Professor John McCanny, CSIT principal investigator, believes the new centre is set to become globally recognised thanks to the breadth and depth of its technological capabilities and because it represents a new international paradigm for innovation: "It is really only now that the international community is beginning to tackle cyber security in a co-ordinated way. Our work at CSIT is therefore of fundamental importance at this critical time in the development of the Internet and related technologies.
"CSIT has an excellent technology platform based on world-leading expertise at Queen's and its already existing Institute for Electronics, Communications and Information Technology (ECIT) in the Northern Ireland Science Park. Our approach to exploiting the commercial and economic benefits of these strengths represents a major advance on how UK universities have attempted this in the past.
"The approach adopted within CIST contrasts with the more conventional way academic research is undertaken. Our starting points tend to be larger "mission-driven" projects involving sizeable teams for which ambitious and challenging end goals have been identified.
"In addition, CSIT has a strong entrepreneurial ethos with a novel commercialisation process built into our management structure. This enables our researchers to work effectively alongside potential customers and specialists from industry and other academic institutions. We are confident that in this way, we will be able to fast track the development of marketable applications of our technologies to the benefit of UK industry and the wider economy as a whole," added Professor McCanny.
One of CSIT's fundamental challenges is to develop systems to be deployed at the core of next generation computer and telecoms networks to provide much higher levels of protection than is possible with the Internet security tools installed on today's PCs.
Making this a reality will require significant advances in high-performance network and content processing technology - two research areas for which Queen's University Belfast has earned an international reputation.

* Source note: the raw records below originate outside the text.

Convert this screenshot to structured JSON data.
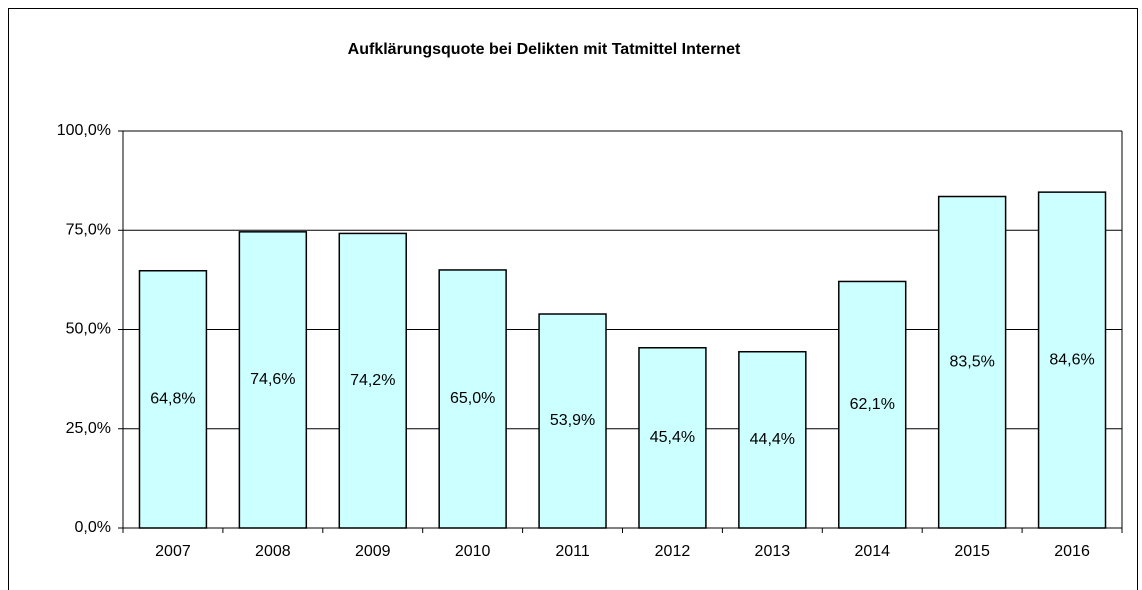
{
  "chart_data": {
    "type": "bar",
    "title": "Aufklärungsquote bei Delikten mit Tatmittel Internet",
    "categories": [
      "2007",
      "2008",
      "2009",
      "2010",
      "2011",
      "2012",
      "2013",
      "2014",
      "2015",
      "2016"
    ],
    "values": [
      64.8,
      74.6,
      74.2,
      65.0,
      53.9,
      45.4,
      44.4,
      62.1,
      83.5,
      84.6
    ],
    "value_labels": [
      "64,8%",
      "74,6%",
      "74,2%",
      "65,0%",
      "53,9%",
      "45,4%",
      "44,4%",
      "62,1%",
      "83,5%",
      "84,6%"
    ],
    "color": "#ccffff",
    "ylim": [
      0,
      100
    ],
    "yticks": [
      {
        "value": 0,
        "label": "0,0%"
      },
      {
        "value": 25,
        "label": "25,0%"
      },
      {
        "value": 50,
        "label": "50,0%"
      },
      {
        "value": 75,
        "label": "75,0%"
      },
      {
        "value": 100,
        "label": "100,0%"
      }
    ],
    "grid": true
  }
}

Building on this work, CSIT is developing powerful processors capable of screening huge volumes of data - equivalent to the Internet traffic produced by over 10,000 households - for malicious content and behavior in real time.
The processors are the most advanced of their kind and are ideally suited for use at the heart of sophisticated systems controlled by complex sets of rules. These can be written to prevent identity theft and fraud or to protect children from on-line grooming. When an on-line security risk or crime is identified, they will be capable of triggering an immediate response.
By bringing together a wide range of security related research fields and technologies under one roof, CSIT is also aiming to pioneer the convergence of network, data and physical security through the development of new technologies and systems. This work is expected to lead to significant improvements in the effectiveness of CCTV technology in combating anti-social behaviour and street crime.
Currently, while much criminal activity is captured by the UK's four million CCTV cameras, very little is observed in real time because of the high cost of employing sufficient numbers of people to monitor activity on screens. This means that while the data they generate may be used to help prosecute offenders, it is of little value in preventing a crime before it occurs.
CSIT aims to tackle this problem by using innovative hardware and software designed to analyse CCTV camera data in real time.
CSIT's research also covers specific areas which have been identified as being of strategic national security importance in major reports produced recently by the British and American governments.